Layer 2 embeds an imperceptible payload in the asset’s signal data. The watermark survives common transformations that would strip or corrupt an embedded C2PA manifest (re-encoding, cropping, screenshots, format conversion). When the manifest is gone, the watermark ID points back to the manifest record in the soft-binding index.

Engines

ModalityEngineLicencePayload capacityNotes
ImageAdobe TrustMarkMIT48 bitsArbitrary resolution; C2PA soft-binding compatible
AudioMeta AudioSealMIT16 bits/segmentLocalised — detects watermarked seconds, not entire file
VideoMeta VideoSealMIT16 bits/frame-groupTemporal-propagation; survives re-encode at reasonable bitrates
TextGoogle SynthID-TextApache 2.0Green/red token logitsGeneration-time hook only; cannot watermark existing text

Engine selection is set by the recipe field watermark.engine. Mixed-modality assets (e.g. video with audio) embed both VideoSeal and AudioSeal when the recipe requests it.

Payload format

Each watermark encodes a 16-byte ULID (watermark_id). The ULID maps to a manifest record in Postgres.

The raw payload includes a 4-byte truncated HMAC-SHA-256 over (tenant_id, watermark_id). This prevents cross-tenant payload spoofing: a watermark ID decoded from an asset cannot be claimed by a different tenant.

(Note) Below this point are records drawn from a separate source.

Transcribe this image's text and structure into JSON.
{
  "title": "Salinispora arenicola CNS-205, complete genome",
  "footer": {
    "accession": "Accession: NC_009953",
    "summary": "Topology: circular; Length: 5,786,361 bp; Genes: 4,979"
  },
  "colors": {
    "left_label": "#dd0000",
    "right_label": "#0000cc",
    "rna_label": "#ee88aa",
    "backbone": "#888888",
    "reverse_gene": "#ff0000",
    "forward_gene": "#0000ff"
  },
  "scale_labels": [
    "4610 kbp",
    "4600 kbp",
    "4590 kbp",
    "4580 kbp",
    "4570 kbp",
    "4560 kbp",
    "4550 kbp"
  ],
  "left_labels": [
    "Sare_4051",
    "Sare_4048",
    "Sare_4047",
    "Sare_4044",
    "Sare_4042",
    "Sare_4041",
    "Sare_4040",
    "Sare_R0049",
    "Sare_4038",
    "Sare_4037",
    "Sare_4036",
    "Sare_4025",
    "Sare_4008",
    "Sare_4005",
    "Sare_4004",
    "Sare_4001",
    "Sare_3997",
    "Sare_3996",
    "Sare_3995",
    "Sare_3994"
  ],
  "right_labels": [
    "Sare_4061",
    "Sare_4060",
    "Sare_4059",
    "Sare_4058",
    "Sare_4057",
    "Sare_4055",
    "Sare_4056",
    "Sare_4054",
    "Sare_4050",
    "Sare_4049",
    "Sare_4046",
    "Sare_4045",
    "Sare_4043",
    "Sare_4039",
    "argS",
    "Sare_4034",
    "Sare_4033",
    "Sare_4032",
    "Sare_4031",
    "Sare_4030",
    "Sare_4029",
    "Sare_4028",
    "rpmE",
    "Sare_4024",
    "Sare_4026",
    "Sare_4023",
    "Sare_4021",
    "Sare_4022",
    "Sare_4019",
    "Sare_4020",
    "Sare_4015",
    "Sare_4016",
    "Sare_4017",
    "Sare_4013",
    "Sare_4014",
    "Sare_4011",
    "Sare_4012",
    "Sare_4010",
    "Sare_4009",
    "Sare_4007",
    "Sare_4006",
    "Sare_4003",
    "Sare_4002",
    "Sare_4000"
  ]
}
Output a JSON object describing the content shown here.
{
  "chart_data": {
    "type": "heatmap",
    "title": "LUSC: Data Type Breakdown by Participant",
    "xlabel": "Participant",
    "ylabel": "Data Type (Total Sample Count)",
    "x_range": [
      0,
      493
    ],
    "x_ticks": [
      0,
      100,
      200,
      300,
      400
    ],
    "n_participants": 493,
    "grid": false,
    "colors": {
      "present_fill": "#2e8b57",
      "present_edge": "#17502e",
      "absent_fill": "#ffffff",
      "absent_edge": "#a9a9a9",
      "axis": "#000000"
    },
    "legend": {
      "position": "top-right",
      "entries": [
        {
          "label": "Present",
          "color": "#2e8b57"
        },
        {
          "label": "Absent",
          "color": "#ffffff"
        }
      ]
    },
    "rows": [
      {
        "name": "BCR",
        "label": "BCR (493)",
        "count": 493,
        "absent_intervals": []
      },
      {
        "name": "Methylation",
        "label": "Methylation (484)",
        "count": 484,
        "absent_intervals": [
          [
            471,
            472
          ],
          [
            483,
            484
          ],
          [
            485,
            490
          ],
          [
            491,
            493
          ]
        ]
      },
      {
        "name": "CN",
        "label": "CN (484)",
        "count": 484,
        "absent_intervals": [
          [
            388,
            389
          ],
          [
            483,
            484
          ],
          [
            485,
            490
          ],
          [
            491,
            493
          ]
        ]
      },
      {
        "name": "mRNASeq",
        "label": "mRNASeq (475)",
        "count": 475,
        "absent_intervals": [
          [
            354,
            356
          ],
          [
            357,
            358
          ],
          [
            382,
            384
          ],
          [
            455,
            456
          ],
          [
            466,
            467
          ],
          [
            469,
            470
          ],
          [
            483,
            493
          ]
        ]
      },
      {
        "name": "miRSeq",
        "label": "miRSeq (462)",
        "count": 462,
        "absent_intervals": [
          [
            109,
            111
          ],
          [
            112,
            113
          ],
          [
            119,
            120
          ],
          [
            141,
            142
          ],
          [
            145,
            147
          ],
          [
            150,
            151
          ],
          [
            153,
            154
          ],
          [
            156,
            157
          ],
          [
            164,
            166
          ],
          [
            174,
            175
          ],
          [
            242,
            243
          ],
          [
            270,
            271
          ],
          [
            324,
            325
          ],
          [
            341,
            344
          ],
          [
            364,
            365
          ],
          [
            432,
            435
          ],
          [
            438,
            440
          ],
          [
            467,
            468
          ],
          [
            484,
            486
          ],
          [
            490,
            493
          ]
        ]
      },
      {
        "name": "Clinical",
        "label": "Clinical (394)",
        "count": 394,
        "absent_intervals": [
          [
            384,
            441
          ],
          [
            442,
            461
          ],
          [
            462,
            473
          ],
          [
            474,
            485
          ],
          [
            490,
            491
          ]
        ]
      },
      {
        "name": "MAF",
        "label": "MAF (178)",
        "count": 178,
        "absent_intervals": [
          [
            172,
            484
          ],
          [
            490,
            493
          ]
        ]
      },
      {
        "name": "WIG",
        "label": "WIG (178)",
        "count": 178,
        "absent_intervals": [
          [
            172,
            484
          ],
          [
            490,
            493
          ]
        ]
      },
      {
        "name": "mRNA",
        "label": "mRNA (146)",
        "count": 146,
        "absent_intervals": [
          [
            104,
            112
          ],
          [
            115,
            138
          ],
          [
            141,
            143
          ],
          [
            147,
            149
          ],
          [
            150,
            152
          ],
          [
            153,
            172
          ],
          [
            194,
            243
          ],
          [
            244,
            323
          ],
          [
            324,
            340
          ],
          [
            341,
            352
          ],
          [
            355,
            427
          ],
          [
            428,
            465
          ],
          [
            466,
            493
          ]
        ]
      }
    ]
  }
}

[ watermark_id: 16 bytes ][ hmac_truncated: 4 bytes ]

Quality targets

ModalityMetricTargetMeasurement
ImagePSNR≥ 42 dBvs. original pre-watermark
AudioPESQ≥ 3.0 (speech)MOS-LQO on speech corpus
VideoVMAF≥ 90vs. source frame sequence

Quality is measured automatically in CI for each model update. A regression below threshold fails the build.

Robustness table

The following transformations are covered in the Public Beta robustness benchmark (make bench.image, make bench.audio, make bench.video).

Image (TrustMark)

AttackDetection rate
JPEG re-encode (quality ≥ 70)≥ 99%
PNG round-trip100%
Resize (0.5× to 2×)≥ 97%
Crop (≥ 50% area preserved)≥ 92%
Screenshot (desktop, 1× DPI)≥ 95%
WebP conversion≥ 98%
Brightness/contrast ±20%≥ 96%
JPEG quality 50–70≥ 90%

Audio (AudioSeal)

AttackDetection rate
MP3 re-encode (≥ 128 kbps)≥ 99%
AAC re-encode≥ 97%
Resample (44.1→22 kHz)≥ 95%
Noise addition (SNR ≥ 20 dB)≥ 96%
Speed change ±10%≥ 90%

Video (VideoSeal)

AttackDetection rate
H.264 re-encode (CRF ≤ 28)≥ 98%
H.265 re-encode (CRF ≤ 28)≥ 97%
Resolution change (720p→480p)≥ 94%
Screen-record at 1×≥ 93%

What watermarking does not cover

  • High-effort adversarial removal attacks (e.g. adversarial perturbation specifically targeting TrustMark)
  • Extreme re-encoding at very low bitrate (JPEG quality < 50, MP3 < 64 kbps)
  • Image attacks that reduce PSNR below 30 dB (the watermark may persist but image quality is unusable)
  • Audio pitch-shifting > ±20%
  • SynthID-Text: any post-generation transformation (paraphrase, translation, abbreviation)

Robustness benchmarks are gated in CI. Results are published in docs/WATERMARK-POLICY.md.

SynthID-Text: generation-time only

SynthID-Text works by modifying token logit distributions at generation time. It must be integrated as a hook inside the LLM inference pipeline — it cannot watermark existing text. The recipe text-genai-disclosure-v1 documents the required hook interface.

If your use case requires watermarking text that already exists (e.g. extracted OCR), use a C2PA manifest sidecar instead.

Watermark as a backup signal

The watermark is one layer of the provenance stack — not a standalone guarantee. If the watermark is present and the manifest is also present, the verification result is verified_manifest_and_watermark_match (highest confidence). If only the watermark is present, the result is watermark_only (lower confidence). If neither is present, the result is no_provenance.

See Verification States for the full signal-to-state mapping.